Command Line
Note: We weren't able to give these commands a complete test during the final phase of development, so it's possible some of them may now be deprecated.
Though Combine is designed primarily as a GUI interface, the command line provides a potentially powerful and rich interface to the models and methods that make up the Combine data model. This documentation is meant to expose some of those patterns and conventions.
For all contexts, the OS combine user is assumed, using the Combine Miniconda python environment, which can be activated from any file path location by typing:
# become combine user, if not already
su combine
# activate combine python environment
source activate combine
There are few command line contexts:
- Django shell
- A shell that loads all Django models, with some additional methods for interacting with Jobs, Records, etc.
- Django management commands
- Combine specific actions that can be executed from bash shell, via Django’s manage.py
- Pyspark shell
- A pyspark shell that is useful for interacting with Jobs and Records via a spark context.
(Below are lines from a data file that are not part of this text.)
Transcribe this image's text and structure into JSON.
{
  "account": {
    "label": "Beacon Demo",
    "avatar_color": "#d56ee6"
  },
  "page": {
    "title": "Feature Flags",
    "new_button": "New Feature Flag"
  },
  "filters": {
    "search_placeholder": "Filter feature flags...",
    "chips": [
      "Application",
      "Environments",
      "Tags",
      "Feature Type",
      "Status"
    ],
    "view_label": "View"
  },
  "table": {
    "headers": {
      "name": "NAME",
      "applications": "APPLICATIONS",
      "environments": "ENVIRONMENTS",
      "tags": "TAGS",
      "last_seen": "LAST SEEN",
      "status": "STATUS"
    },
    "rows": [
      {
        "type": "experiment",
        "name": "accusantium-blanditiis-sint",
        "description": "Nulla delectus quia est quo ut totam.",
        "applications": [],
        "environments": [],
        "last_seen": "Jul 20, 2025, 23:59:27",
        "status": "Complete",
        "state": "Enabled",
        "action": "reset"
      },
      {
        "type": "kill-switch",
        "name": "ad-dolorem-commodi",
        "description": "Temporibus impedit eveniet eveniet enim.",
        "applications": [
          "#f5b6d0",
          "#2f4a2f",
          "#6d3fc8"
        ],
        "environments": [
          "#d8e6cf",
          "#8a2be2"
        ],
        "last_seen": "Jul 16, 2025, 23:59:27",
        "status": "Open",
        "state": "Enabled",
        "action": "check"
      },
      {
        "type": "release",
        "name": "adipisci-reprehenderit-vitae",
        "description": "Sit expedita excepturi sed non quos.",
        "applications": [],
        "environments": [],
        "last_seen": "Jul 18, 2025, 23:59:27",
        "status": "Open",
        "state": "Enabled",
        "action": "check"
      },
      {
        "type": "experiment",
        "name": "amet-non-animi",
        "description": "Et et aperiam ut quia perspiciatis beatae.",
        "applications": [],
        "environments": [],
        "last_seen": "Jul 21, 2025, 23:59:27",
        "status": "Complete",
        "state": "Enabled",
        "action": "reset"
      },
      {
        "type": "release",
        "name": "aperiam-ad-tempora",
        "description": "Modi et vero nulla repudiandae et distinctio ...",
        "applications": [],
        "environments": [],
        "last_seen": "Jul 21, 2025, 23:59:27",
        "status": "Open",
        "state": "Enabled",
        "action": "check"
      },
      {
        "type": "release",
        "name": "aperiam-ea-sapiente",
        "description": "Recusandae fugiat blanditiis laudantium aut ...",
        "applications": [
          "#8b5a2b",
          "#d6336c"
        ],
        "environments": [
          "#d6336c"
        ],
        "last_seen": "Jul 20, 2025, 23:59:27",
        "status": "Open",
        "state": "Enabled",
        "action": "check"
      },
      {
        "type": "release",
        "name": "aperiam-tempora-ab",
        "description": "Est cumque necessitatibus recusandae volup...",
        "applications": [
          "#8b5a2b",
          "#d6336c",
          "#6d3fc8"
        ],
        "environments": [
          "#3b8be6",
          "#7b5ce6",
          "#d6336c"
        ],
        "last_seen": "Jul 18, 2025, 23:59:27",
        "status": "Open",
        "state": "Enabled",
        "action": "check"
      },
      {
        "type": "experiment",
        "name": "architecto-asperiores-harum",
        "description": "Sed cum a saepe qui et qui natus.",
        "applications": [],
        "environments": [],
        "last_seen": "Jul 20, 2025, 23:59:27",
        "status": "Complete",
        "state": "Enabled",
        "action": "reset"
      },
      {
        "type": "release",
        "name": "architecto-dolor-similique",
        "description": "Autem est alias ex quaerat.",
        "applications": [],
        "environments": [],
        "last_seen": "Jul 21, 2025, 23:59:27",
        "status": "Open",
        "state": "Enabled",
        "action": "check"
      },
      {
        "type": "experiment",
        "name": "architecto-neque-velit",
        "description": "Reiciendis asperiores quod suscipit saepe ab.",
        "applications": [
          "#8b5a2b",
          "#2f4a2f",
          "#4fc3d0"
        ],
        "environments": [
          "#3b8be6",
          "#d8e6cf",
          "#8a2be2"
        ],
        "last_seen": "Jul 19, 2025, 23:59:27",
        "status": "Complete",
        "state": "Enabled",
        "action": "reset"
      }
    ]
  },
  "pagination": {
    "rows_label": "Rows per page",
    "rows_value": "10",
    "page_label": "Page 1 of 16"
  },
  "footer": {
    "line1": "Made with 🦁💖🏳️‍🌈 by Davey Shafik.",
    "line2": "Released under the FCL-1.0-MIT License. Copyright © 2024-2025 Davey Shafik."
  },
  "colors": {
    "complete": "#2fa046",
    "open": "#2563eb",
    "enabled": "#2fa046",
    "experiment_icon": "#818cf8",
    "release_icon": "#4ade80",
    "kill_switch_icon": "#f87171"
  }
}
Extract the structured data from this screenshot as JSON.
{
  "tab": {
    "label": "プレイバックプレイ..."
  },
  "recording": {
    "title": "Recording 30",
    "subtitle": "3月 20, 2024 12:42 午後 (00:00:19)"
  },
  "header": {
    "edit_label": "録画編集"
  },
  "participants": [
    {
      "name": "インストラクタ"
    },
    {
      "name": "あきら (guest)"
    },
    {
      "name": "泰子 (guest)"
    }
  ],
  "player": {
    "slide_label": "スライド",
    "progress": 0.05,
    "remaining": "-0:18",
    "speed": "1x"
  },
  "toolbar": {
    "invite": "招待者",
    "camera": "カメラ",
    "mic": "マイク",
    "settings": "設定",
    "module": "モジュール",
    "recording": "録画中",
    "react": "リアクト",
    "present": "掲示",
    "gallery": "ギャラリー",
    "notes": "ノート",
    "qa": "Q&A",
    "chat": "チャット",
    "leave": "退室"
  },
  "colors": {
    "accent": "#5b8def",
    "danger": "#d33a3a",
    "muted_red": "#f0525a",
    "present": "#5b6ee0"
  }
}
These are described in more detail below.
Django Python Shell
Starting
From the location /opt/combine run the following:
./runconsole.py
Useful and Example Commands
Convenient methods for retrieving instances of Organizations, Record Groups, Jobs, Records
Most of these expect a DB identifier for instance retrieval:
# retrieve Organization #14
org = get_o(14)
# retrieve Record Group #18
rg = get_rg(18)
# retrieve Job #308
j = get_j(308)
# retrieve Record by id '5ba45e3f01762c474340e4de'
r = get_r('5ba45e3f01762c474340e4de')
# confirm these retrievals
In [2]: org
Out[2]: < Organization: Organization: SuperOrg >
In [5]: rg
Out[5]: < RecordGroup: Record Group: TurboRG >
In [8]: j
Out[8]: < Job: TransformJob @ May. 30, 2018, 4:10:21 PM, Job #308, from Record Group: TurboRG >
In [10]: r
Out[10]: < Record: Record: 5ba45e3f01762c474340e4de, record_id: 0142feb40e122a7764e84630c0150f67, Job: MergeJob @ Sep. 21, 2018, 2:57:59 AM >
Loop through Records in Job and edit Document
This example shows how it would be possible to:
- retrieve a Job
- loop through Records of this Job
- alter Record, and save
This is not a terribly efficient way to do this, but it demonstrates the data model as accessible via the command line for Combine. A more efficient method would be to write a custom, Python snippet Transformation Scenario.
# retrieve Job model instance
In [3]: job = get_j(563)
# loop through records via get_records() method, updating record.document (replacing 'foo' with 'bar') and saving
In [5]: for record in job.get_records():
...: record.document = record.document.replace('foo', 'bar')
...: record.save()
Combine Django Management Commands
Combine Update
It’s possible to perform an update of Combine either by pulling changes to the current version (works best with dev and master branches), or by passing a specific release to update to (e.g. v0.3.3).
To update the current branch/release:
./manage.py update
To update to another branch / release tag, e.g. v0.3.3:
./manage.py update --release v0.3.3
The update management command also contains some “update code snippets” that are included with various releases to perform updates on models and pre-existing data where possible. An example is the update from v0.3.x to v0.4 that modified the job_details for all Transformation Jobs. Included in the update is a code snippet called v0_4__update_transform_job_details() that assists with this. While running the update script as outlined above, this code snippet will fire and update Transformation Jobs that do not meet the new data model.
These possible updates can be invoked without pulling changes or restarting any services by including the following flag:
./manage.py update --run_update_snippets_only
Or, if even more granular control is needed, and the name of the snippets are known – e.g. v0_4__update_transform_job_details – they can be run independently of others:
./manage.py update --run_update_snippet v0_4__update_transform_job_details
Full State Export
One pre-configured manage.py command is exportstate, which will trigger a full Combine state export (you can read more about those here). Though this could be done via the Django python shell, it was deemed helpful to expose an OS level, bash command such it could be fired via cron jobs, or other scripting. It makes for a convenient way to backup the majority of important data in a Combine instance.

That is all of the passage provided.